Thursday, February 04, 2010

Fuga para a vitória

O lado esteticamente demissionário de Invictus intriga-me mais do que o que me chega a incomodar. Evidentemente, é inútil procurar justificações na estranheza daquele mundo (Mandela, a África do Sul, o rugby) dentro do cinema de Clint. Porque se reduzirmos a coisa a arquétipos a estranheza dissipa-se: Mandela como garante do equilíbrio precário entre a lei (e a ordem) e uma anarquia cuja sombra se mantém iminente, num país, para todos os efeitos, "novo". (Que Clint pensou no "western" diz-nos aquele plano paisagistíco - um baldio suburbano - ainda no princípio, um plano totalmente dominado por linhas horizontais, aproximável dos planos de abertura do Unforgiven, por exemplo. E o primeiro encontro, bastante divertido, entre os guarda-costas negros e os guarda-costas brancos tem a tensão "nonchalante" de um encontro entre bandos de pistoleiros rivais forçados a trabalhar em conjunto. Ou a intervenção de Mandela na reunião do Conselho Desportivo). Autoridade moral e autoridade simbólica, com o rugby a fazer figura de "objecto" que importa proteger de qualquer tipo de corrupção. Tudo isto é perfeitamente eastwoodiano, se não dermos muita importância ao desenho das bandeiras.
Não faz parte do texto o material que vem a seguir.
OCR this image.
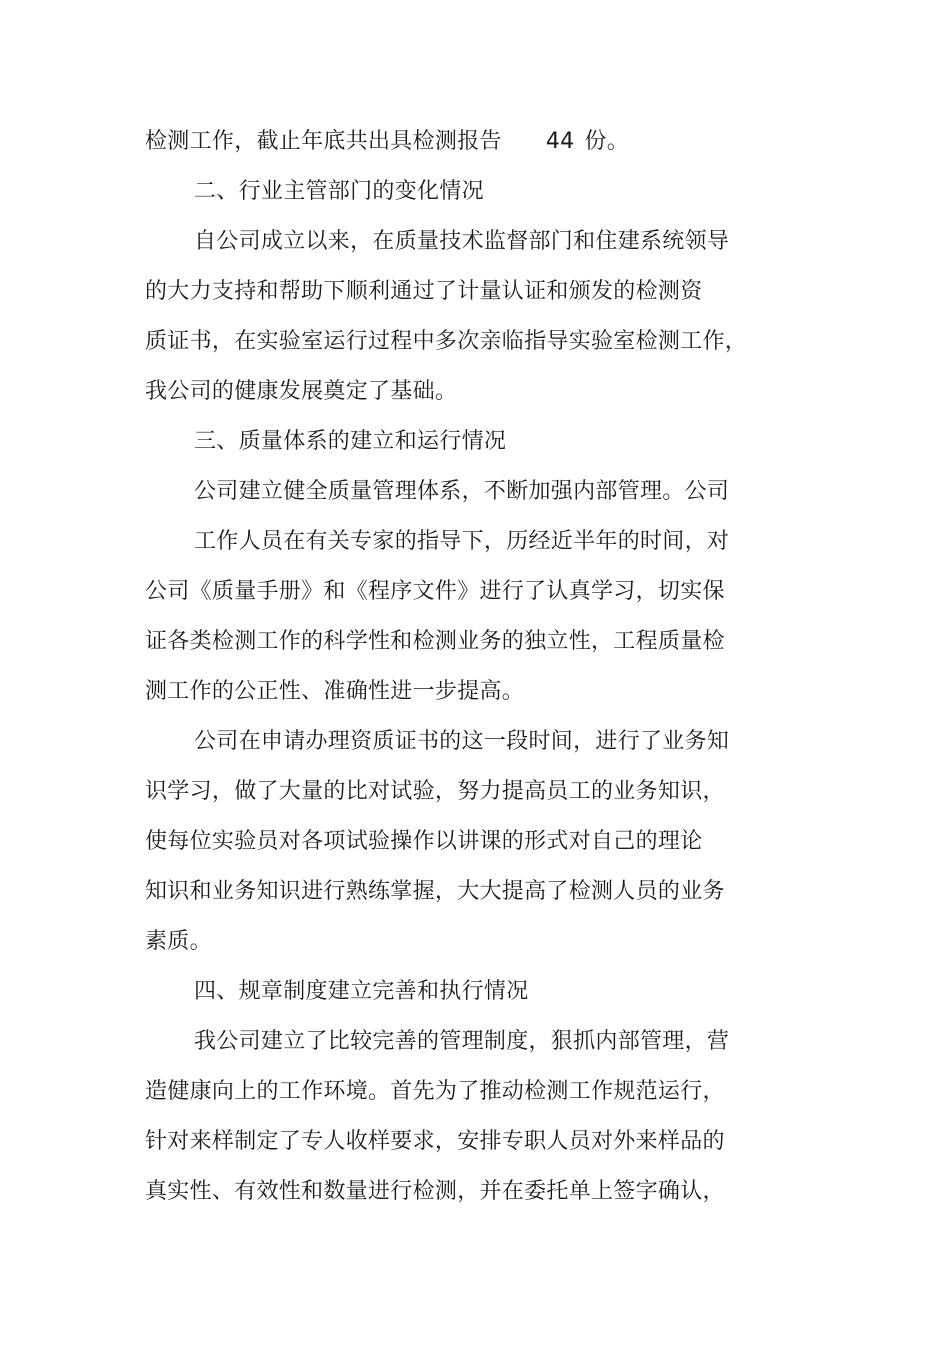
检测工作，截止年底共出具检测报告 44 份。
二、行业主管部门的变化情况
自公司成立以来，在质量技术监督部门和住建系统领导
的大力支持和帮助下顺利通过了计量认证和颁发的检测资
质证书，在实验室运行过程中多次亲临指导实验室检测工作，
我公司的健康发展奠定了基础。
三、质量体系的建立和运行情况
公司建立健全质量管理体系，不断加强内部管理。公司
工作人员在有关专家的指导下，历经近半年的时间，对
公司《质量手册》和《程序文件》进行了认真学习，切实保
证各类检测工作的科学性和检测业务的独立性，工程质量检
测工作的公正性、准确性进一步提高。
公司在申请办理资质证书的这一段时间，进行了业务知
识学习，做了大量的比对试验，努力提高员工的业务知识，
使每位实验员对各项试验操作以讲课的形式对自己的理论
知识和业务知识进行熟练掌握，大大提高了检测人员的业务
素质。
四、规章制度建立完善和执行情况
我公司建立了比较完善的管理制度，狠抓内部管理，营
造健康向上的工作环境。首先为了推动检测工作规范运行，
针对来样制定了专人收样要求，安排专职人员对外来样品的
真实性、有效性和数量进行检测，并在委托单上签字确认，
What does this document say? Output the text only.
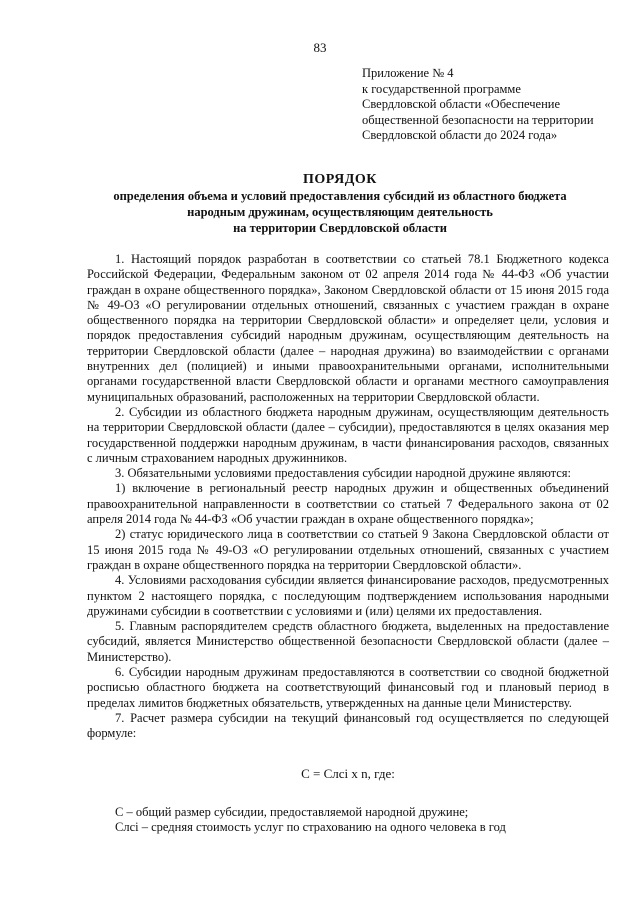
83
Приложение № 4
к государственной программе
Свердловской области «Обеспечение
общественной безопасности на территории
Свердловской области до 2024 года»
ПОРЯДОК
определения объема и условий предоставления субсидий из областного бюджета
народным дружинам, осуществляющим деятельность
на территории Свердловской области

1. Настоящий порядок разработан в соответствии со статьей 78.1 Бюджетного кодекса Российской Федерации, Федеральным законом от 02 апреля 2014 года № 44-ФЗ «Об участии граждан в охране общественного порядка», Законом Свердловской области от 15 июня 2015 года № 49-ОЗ «О регулировании отдельных отношений, связанных с участием граждан в охране общественного порядка на территории Свердловской области» и определяет цели, условия и порядок предоставления субсидий народным дружинам, осуществляющим деятельность на территории Свердловской области (далее – народная дружина) во взаимодействии с органами внутренних дел (полицией) и иными правоохранительными органами, исполнительными органами государственной власти Свердловской области и органами местного самоуправления муниципальных образований, расположенных на территории Свердловской области.

2. Субсидии из областного бюджета народным дружинам, осуществляющим деятельность на территории Свердловской области (далее – субсидии), предоставляются в целях оказания мер государственной поддержки народным дружинам, в части финансирования расходов, связанных с личным страхованием народных дружинников.

3. Обязательными условиями предоставления субсидии народной дружине являются:

1) включение в региональный реестр народных дружин и общественных объединений правоохранительной направленности в соответствии со статьей 7 Федерального закона от 02 апреля 2014 года № 44-ФЗ «Об участии граждан в охране общественного порядка»;

2) статус юридического лица в соответствии со статьей 9 Закона Свердловской области от 15 июня 2015 года № 49-ОЗ «О регулировании отдельных отношений, связанных с участием граждан в охране общественного порядка на территории Свердловской области».

4. Условиями расходования субсидии является финансирование расходов, предусмотренных пунктом 2 настоящего порядка, с последующим подтверждением использования народными дружинами субсидии в соответствии с условиями и (или) целями их предоставления.

5. Главным распорядителем средств областного бюджета, выделенных на предоставление субсидий, является Министерство общественной безопасности Свердловской области (далее – Министерство).

6. Субсидии народным дружинам предоставляются в соответствии со сводной бюджетной росписью областного бюджета на соответствующий финансовый год и плановый период в пределах лимитов бюджетных обязательств, утвержденных на данные цели Министерству.

7. Расчет размера субсидии на текущий финансовый год осуществляется по следующей формуле:

С = Слсi х n, где:

С – общий размер субсидии, предоставляемой народной дружине;

Слсi – средняя стоимость услуг по страхованию на одного человека в год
Porque é que que Clint deixa que a modorra se instale, acompanhada de uma meia-dúzia de apartes convencionalíssimos? Sei lá. Talvez falte confronto, talvez falte uma definição -uma imagem - clara daquilo a que a(s) personagem(ns) se opôe(m). Sendo um filme pós-conflito, talvez falte o momento em que se escolhe um lado (que quando o filme começa já está, digamos, pré-escolhido), o momento da tomada de consciência que é fundamental em tantos Clints (a "conversão" da personagem de Matt Damon não é bem isso). Se, o desporto como metáfora, fazer um filme sobre Mandela é um bocado como fazer um filme sobre um árbitro, não espanta que todo o conflito seja transferido para os jogos de rugby entre a África do Sul e as equipas que se lhe atravessam ao caminho, e para a adesão dos negros à equipa de rugby do seu país. Mas ainda aqui, não está já tudo escolhido e decidido desde o princípio?
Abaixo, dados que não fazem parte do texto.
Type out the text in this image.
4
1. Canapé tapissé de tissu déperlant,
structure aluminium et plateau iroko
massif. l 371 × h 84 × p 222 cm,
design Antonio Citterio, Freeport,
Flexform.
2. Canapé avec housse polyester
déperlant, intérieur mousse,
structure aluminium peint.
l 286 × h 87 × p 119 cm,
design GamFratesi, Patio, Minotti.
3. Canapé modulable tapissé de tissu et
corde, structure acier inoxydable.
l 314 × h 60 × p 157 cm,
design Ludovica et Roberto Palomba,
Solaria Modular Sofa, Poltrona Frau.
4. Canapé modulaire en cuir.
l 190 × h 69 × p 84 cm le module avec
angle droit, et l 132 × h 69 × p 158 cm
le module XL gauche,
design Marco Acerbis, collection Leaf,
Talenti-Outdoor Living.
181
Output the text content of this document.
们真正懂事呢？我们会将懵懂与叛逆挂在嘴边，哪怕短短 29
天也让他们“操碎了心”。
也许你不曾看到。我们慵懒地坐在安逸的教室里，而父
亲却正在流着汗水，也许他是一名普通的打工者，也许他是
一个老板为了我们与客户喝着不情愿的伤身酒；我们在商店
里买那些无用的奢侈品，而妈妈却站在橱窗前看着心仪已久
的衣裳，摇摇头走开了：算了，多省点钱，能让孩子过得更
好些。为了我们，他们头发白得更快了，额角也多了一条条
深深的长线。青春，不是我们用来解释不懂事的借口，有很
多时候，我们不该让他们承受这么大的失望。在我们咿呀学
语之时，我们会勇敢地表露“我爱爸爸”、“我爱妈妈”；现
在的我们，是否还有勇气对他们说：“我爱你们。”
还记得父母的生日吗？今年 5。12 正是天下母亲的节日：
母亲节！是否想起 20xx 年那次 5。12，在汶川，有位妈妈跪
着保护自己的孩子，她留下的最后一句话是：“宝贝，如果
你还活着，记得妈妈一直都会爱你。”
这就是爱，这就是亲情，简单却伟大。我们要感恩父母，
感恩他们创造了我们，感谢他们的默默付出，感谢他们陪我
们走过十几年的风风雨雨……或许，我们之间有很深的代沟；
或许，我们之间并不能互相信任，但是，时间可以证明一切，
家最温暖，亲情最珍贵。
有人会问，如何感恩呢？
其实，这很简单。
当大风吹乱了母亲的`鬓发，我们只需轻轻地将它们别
Claro: Mandela é uma figura admirável e o povo sul-africano (os pretos e os brancos, mais os de outras cores que por lá andem), visto através do filme, não é menos admirável. O panegírico é um modelo tão estimável como qualquer outro. Mas há décadas que se deixou de saber fazê-los bem. E a Clint - que não é o "último dos clássicos" coisa nenhuma, antes o "primeiro dos pós-clássicos" - está visto que não passaram o segredo (a culpa não é dele, é só que os segredos de "factura" da Hollywood clássica enterraram-se com ela). Resta a consolação de ser bem melhor do que o "sports film" do seu herói pessoal, John Huston (Fuga para a Vitória).
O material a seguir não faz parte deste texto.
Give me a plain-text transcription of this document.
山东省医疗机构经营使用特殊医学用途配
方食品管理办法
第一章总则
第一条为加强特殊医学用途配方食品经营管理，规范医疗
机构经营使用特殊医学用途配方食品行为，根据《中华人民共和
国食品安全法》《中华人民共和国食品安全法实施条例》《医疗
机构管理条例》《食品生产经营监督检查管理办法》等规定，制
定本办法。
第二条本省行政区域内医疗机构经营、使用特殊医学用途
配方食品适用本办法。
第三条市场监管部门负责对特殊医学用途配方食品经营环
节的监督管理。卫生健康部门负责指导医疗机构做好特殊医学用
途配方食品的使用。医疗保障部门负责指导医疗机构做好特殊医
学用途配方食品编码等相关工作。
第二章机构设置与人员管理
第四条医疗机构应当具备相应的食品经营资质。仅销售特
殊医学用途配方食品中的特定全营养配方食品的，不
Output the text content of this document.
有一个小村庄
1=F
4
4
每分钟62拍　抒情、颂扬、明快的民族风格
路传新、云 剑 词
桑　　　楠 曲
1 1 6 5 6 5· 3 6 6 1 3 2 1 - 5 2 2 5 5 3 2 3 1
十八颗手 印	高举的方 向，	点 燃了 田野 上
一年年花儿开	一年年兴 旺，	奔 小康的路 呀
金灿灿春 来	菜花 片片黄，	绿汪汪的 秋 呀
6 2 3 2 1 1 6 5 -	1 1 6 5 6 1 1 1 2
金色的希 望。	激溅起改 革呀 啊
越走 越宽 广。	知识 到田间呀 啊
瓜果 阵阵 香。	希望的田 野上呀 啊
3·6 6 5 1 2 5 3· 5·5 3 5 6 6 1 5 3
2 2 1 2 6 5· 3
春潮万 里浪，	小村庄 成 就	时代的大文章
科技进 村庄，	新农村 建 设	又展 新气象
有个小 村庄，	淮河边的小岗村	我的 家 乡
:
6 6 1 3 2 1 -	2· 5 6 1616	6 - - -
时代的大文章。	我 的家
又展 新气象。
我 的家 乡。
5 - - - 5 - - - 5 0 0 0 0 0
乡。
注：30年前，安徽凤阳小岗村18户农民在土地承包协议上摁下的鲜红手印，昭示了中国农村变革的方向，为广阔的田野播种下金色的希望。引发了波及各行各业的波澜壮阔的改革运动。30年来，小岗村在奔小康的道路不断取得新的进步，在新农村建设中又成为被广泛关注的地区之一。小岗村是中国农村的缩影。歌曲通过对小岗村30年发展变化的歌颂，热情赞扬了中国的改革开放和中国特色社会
Não menos claro: apesar de parecer uma bande-annonce para o Mundial de Futebol 2010, e de o seu optimismo estar completamente fora de moda, a sobriedade de Invictus é infinitamente mais séria do que muita tralha "radical" (pueril) e "autorística" (de imitação) que anda a ser vendida como obra-prima. But don't get me started on that.
Pormenor de capital importância: 2 ou 3 estrelas? Duas fazem jus ao lugar do filme na obra de Clint. Só três prestam justiça ao seu lugar ao pé da tralha. Afortunadamente, tenho uns dias para decidir.